Amanhã, 4 de Abril, é dia da Paz e Reconciliação nacional em Angola. Nesta data, há 16 anos, o Governo do MPLA e a UNITA assinavam o acordo de paz em Luanda. O Governo e a UNITA assumiam solenemente o compromisso perante o povo angolano, que a guerra terminava, e começava uma era de segurança e de reconstrução do país.
Por José Marcos Mavungo (*)
A seguir, Angola viverá um “boom” económico graças ao petróleo (2002 – 2012); e ouvir-se-á, frequentemente, em quase todos os momentos e actos discursivos que a economia do país era “robusta” e que Angola se tornara em “um canteiro de obras”. Esta expressão se transformará em refrão proferida com todo o orgulho e vaidade pela classe política dominante.
As envaidecidas entidades revelaram-se imediatistas, e incarnarão uma progressiva hipertrofia do terciário e todo o tipo de desvarios – o poder absoluto e o culto do chefe, o feudalismo e a ditadura da maioria, a falta de transparência e da cultura da Lei, os instintos políticos e militares a subjugar a razão jurídica, a violência e o crime.
A tal ponto que acabarão por marginalizar dois elementos «sine qua non» para o desenvolvimento do país:
1) Instauração de um verdadeiro Estado de Direito Democrático, com instituições fortes que resistissem a paixões individualistas e interesses partidocráticos;
2) A produção interna que deveria realmente sustentar a robustez da economia, em especial as outras actividades produtivas (agricultura, indústria e criação de gado), e, assim, reduzir a dependência do petróleo.
Hoje, em Angola vive-se um período de vacas magras, uma situação de instabilidade social, uma paz precária. O país está configurado por uma deriva da corrupção, assumindo a forma de uma repugnante cleptocracia, que reduz as populações a uma vida caótica e indigna.

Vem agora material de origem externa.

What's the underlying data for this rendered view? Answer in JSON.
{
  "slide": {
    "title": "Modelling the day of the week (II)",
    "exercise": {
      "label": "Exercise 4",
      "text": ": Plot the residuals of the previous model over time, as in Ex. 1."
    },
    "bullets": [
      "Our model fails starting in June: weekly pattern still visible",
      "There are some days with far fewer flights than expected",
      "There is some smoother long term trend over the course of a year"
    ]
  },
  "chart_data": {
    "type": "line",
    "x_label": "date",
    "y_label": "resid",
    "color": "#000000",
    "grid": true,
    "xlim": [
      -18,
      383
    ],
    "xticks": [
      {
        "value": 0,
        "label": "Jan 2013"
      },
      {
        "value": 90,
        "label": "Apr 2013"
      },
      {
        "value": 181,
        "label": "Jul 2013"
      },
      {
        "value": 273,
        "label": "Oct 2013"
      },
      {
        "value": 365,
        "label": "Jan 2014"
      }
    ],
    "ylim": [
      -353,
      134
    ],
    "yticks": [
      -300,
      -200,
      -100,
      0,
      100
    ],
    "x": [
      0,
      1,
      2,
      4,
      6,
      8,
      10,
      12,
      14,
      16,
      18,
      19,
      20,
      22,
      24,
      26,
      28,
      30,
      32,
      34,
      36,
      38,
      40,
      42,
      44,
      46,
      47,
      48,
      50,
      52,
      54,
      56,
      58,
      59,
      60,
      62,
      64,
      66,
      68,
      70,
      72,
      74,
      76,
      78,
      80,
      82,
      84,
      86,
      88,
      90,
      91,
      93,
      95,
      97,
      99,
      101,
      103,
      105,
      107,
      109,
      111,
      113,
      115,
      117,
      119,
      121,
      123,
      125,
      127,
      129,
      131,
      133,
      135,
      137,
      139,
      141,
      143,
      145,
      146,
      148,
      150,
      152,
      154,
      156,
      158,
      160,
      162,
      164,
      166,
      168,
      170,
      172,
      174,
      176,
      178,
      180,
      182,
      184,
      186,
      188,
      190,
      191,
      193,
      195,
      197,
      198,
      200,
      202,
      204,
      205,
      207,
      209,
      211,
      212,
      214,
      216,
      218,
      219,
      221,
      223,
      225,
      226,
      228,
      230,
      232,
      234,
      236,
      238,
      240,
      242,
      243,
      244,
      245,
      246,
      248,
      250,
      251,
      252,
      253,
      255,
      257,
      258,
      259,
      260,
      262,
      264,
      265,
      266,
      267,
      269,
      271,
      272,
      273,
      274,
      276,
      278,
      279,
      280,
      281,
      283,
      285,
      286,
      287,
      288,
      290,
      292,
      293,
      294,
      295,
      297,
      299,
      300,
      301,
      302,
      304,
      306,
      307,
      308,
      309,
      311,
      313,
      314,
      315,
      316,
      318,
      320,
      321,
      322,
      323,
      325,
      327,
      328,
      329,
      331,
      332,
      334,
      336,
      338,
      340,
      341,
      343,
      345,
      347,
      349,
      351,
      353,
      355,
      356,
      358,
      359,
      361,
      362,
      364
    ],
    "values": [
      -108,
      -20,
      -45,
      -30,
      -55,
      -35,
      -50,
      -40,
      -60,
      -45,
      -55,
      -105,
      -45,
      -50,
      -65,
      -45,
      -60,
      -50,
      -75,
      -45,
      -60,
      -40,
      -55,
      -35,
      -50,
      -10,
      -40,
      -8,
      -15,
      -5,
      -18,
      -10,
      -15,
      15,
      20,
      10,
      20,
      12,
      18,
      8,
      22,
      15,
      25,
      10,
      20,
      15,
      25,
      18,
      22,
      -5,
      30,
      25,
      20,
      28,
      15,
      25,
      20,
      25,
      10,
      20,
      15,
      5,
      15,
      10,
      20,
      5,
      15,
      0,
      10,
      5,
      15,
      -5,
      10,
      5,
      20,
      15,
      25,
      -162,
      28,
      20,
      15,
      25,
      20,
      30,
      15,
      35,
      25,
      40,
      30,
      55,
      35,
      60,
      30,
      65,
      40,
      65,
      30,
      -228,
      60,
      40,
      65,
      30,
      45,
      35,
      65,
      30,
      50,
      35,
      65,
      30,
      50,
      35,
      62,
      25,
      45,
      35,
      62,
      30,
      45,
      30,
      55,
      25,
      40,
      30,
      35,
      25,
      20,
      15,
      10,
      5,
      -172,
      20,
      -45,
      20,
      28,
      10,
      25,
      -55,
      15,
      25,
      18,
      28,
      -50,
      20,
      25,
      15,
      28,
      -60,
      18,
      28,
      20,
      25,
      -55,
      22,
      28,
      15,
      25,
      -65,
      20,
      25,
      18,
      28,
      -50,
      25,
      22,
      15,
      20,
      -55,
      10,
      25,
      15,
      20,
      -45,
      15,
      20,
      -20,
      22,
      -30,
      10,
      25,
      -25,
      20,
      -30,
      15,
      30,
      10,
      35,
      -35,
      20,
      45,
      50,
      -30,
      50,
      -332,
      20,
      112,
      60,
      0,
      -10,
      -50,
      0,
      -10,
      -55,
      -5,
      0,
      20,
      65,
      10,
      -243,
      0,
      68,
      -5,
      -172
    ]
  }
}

Enquanto as disparidades de rendimentos aumentam de dia para dia e os níveis de extrema pobreza se acentuam, boa parte da classe política dominante está sendo apontada para passar na barra dos tribunais, responder acusações de corrupção e de desvios de fundos públicos.
Hoje, Angola tem o paradoxo da maioria das pessoas a viver na miséria num país potencialmente rico, com valores económicos aliciantes, mas que, nestes últimos anos de paz e de governação do MPLA, a condição de 70 % da população é de levar uma vida com menos de 2 dólares por dia. O cidadão é habitado pelo sentimento de que a paz não lhe enche a barriga, e que justiça social está longe de ser realidade em Angola.
Os homens do regime «en place» esqueceram-se nestes últimos 16 anos que o discurso sobre a paz, de per si, não é sinónimo de existência de uma paz de facto. E encararam o quotidiano como se a corrupção, a pobreza, as injustiças, as debilidades do sistema judiciário, o despotismo feudal não perigassem a paz.
Não tiveram em conta que «A Paz será obra da justiça, e o fruto da justiça será a tranquilidade para sempre» (Is.32, 17).